Yes this is what agent "skills" are. Just guides on any topic. The key is that you have the agent write and maintain them.
This is the exact problem we built Glue to solve. Maintaining markdown files per subsystem works but breaks down as the codebase evolves — the docs drift from reality within weeks. Glue keeps a live, queryable map of the codebase that updates as code changes, so you're not repeating the assessment or trusting stale docs. Happy to share more if useful — getglueapp.com
For my longer spec files, I grep the subheaders/headers (with line numbers) and show this compact representation to the LLM's context window. I also have a file that describes what each spec files is and where it's located, and I force the LLM to read that and pull the subsections it needs. I also have one entrypoint requirements file (20k tokens) that I force it to read in full before it does anything else, every line I wrote myself. But none of this is a silver bullet.

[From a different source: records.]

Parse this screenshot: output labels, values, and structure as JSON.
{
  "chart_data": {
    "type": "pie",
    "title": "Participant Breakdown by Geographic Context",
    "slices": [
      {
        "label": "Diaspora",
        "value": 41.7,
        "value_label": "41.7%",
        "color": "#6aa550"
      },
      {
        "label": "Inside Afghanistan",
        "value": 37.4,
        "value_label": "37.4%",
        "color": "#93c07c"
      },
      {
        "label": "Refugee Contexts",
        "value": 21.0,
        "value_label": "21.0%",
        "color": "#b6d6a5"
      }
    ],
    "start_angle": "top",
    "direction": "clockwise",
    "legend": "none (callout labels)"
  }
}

That sounds like the recommended approach. However, there's one more thing I often do: whenever Claude Code and I complete a task that didn't go well at first, I ask CC what it learned, and then I tell it to write down what it learned for the future. It's hard to believe how much better CC has become since I started doing that. I ask it to write dozens of unit tests and it just does. Nearly perfectly. It's insane.
I'm interested in this as well.

Skills almost seem like a solution, but they still need an out-of-band process to keep them updated as the codebase evolves. For now, a structured workflow that includes aggressive updates at the end of the loop is what I use.

In Claude Web you can use projects to put files relevant for context there.
And then you have to remind it frequently to make use of the files. Happened to me so many times that I added it both to custom instructions as well as to the project memory.